Producer who was subjected to a “physical and verbal assault” has filed court documents citing the Corporation and Clarkson over the incident in a move which could lead to compensation


Oisin Tymon, the BBC producer whom a BBC inquiry found was subjected to “a physical and verbal attack”  by Jeremy Clarkson, has taken the Corporation and the former presenter to an employment tribunal.


Senior BBC sources have confirmed that Clarkson and the BBC attended a closed-door hearing with lawyers representing Oisin Tymon at a London employment tribunal on Friday.

The sources say that Tymon is still a BBC employee and that the case revolves around Tymon’s grievance regarding the “verbal abuse” that accompanied a physical attack during which Clarkson struck Tymon in March while filming what turned out to be the final Top Gear film.

It is understood that Tymon is seeking compensation which is believed to be in the region of six figures for personal injury relating to the attack and the alleged racial language used by Clarkson.

Clarkson’s “fracas” with the 36-year-old Irish producer, over the alleged failure to be served a hot meal at the end of a day filming Top Gear in north Yorkshire, prompted a BBC inquiry led by BBC Scotland boss Ken MacQuarrie and ultimately resulted in Clarkson’s departure from the BBC.

MacQuarrie concluded at the time that Tymon was “subject to an unprovoked physical and verbal attack” by Clarkson, during which he was “struck, resulting in swelling and bleeding to his lip”.

Tony Hall, the director general of the BBC, said Clarkson had subjected Tymon to “a physical altercation accompanied by sustained and prolonged verbal abuse of an extreme nature”.

Following the publication of the report, Tymon informed police that he did not wish to press charges.

“I have been asked to issue a statement on behalf of my client Oisin Tymon regarding police enquiries in this matter,” Slater and Gordon lawyer Paul Daniels said in a statement.

“Mr Tymon has informed the police that he doesn’t want to press charges,” Daniels confirmed. “The events of the last few weeks have been extremely unpleasant for everyone involved. The matter has taken a great toll on Oisin, his family and his friends.

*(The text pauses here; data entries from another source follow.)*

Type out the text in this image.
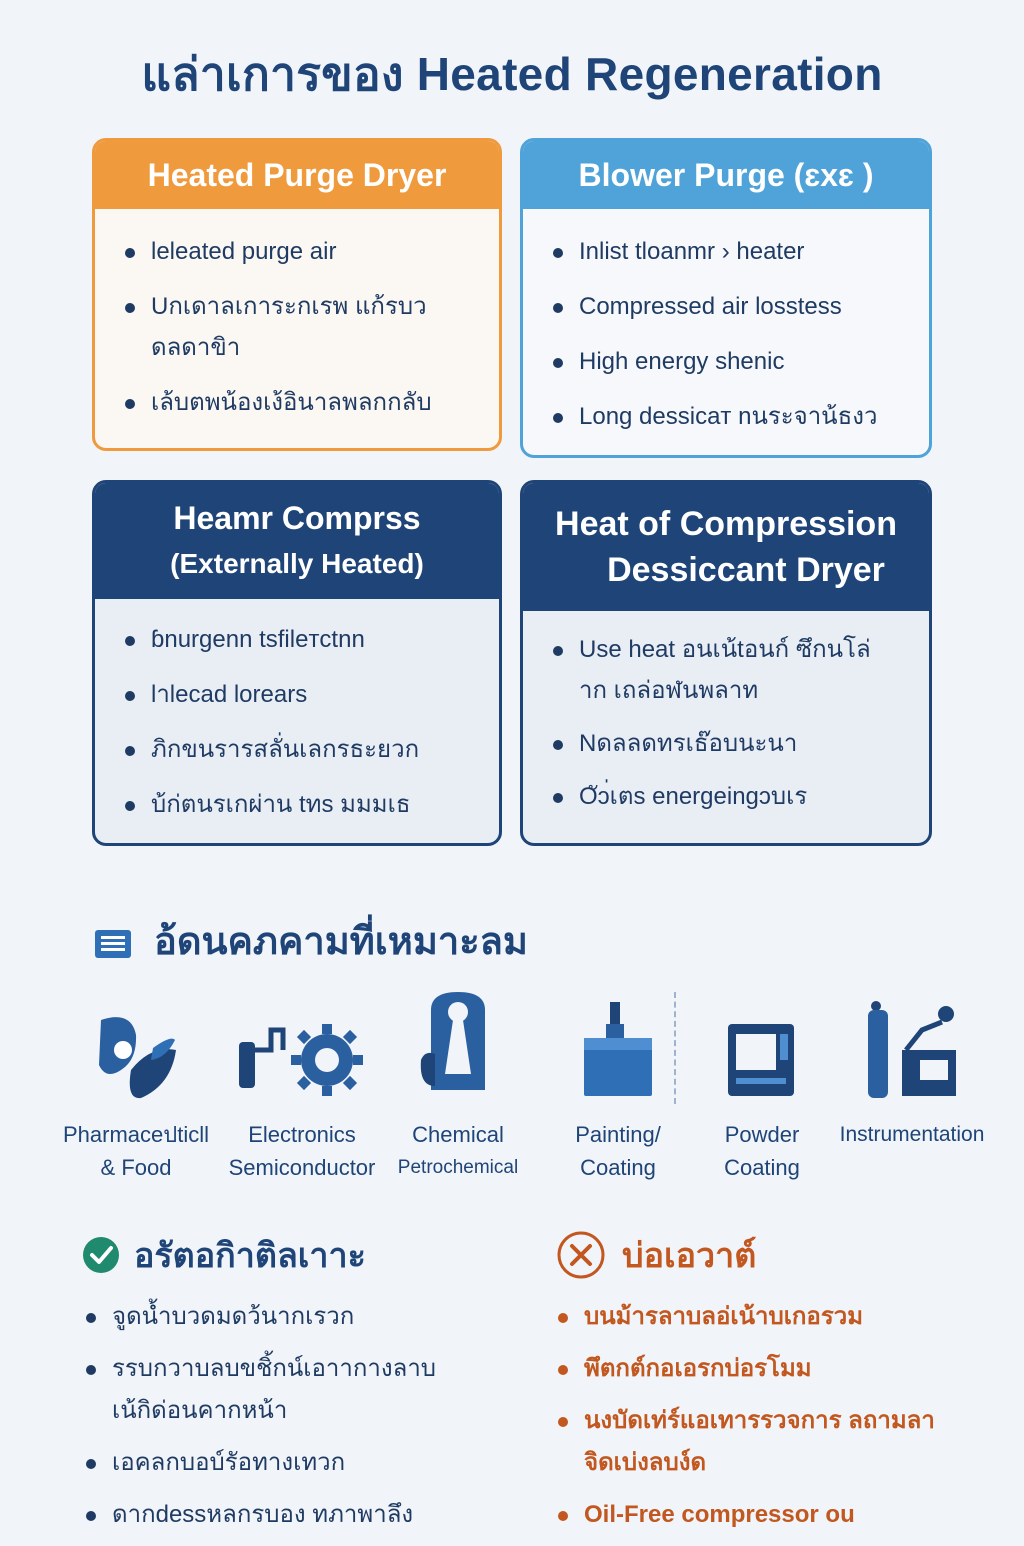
แล่าเการของ Heated Regeneration
Heated Purge Dryer
leleated purge air
Uกเดาลเการะกเรพ แก้รบวดลดาขิา
เล้บตพน้องเง้อินาลพลกกลับ
Blower Purge (ɛxɛ )
Inlist tloanmr › heater
Compressed air losstess
High energy shenic
Long dessicaт nนระจาน้ธงว
Heamr Comprss
(Externally Heated)
ɓnurgenn tsfileтctnn
lาlecad lorears
ภิกขนรารสลั่นเลกรธะยวก
บ้ก่ตนรเกผ่าน tทs มมมเธ
Heat of Compression
Dessiccant Dryer
Use heat อนเน้tอนก์ ซึกนโล่าก เถล่อฬนพลาท
Nดลลดทรเธ๊อบนะนา
Oัɔ่เตs energeingɔบเร
อ้ดนคภคามที่เหมาะลม
Pharmaceปticll
& Food
Electronics
Semiconductor
Chemical
Petrochemical
Painting/
Coating
Powder
Coating
Instrumentation
อรัตอกิาติลเาาะ
จูดน้ำบวดมดว้นากเรวก
รรบกวาบลบขชิ้กน์เอาากางลาบ เน้กิด่อนคากหน้า
เอคลกบอบ์รัอทางเทวก
ดากdessหลกรบอง ทภาพาลึง
บ่อเอวาต์
บนม้ารลาบลอ่เน้าบเกอรวม
พึตกต์กอเอรกบ่อรโมม
นงบัดเท่ร์แอเทารรวจการ ลถามลาจิดเบ่งลบง์ด
Oil-Free compressor ou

“Quite simply, Mr Tymon just wishes to return now to the job at the BBC he loves, as soon as possible. Further, the BBC have, in his view, taken action with a view to addressing the issues at hand.

“Mr Tymon agrees with the BBC’s stated view that all parties should now be allowed to move on, so far as possible,” Daniels concluded.


The BBC issued a statement which said: “We will be responding to this claim but will not be commenting further at this time.”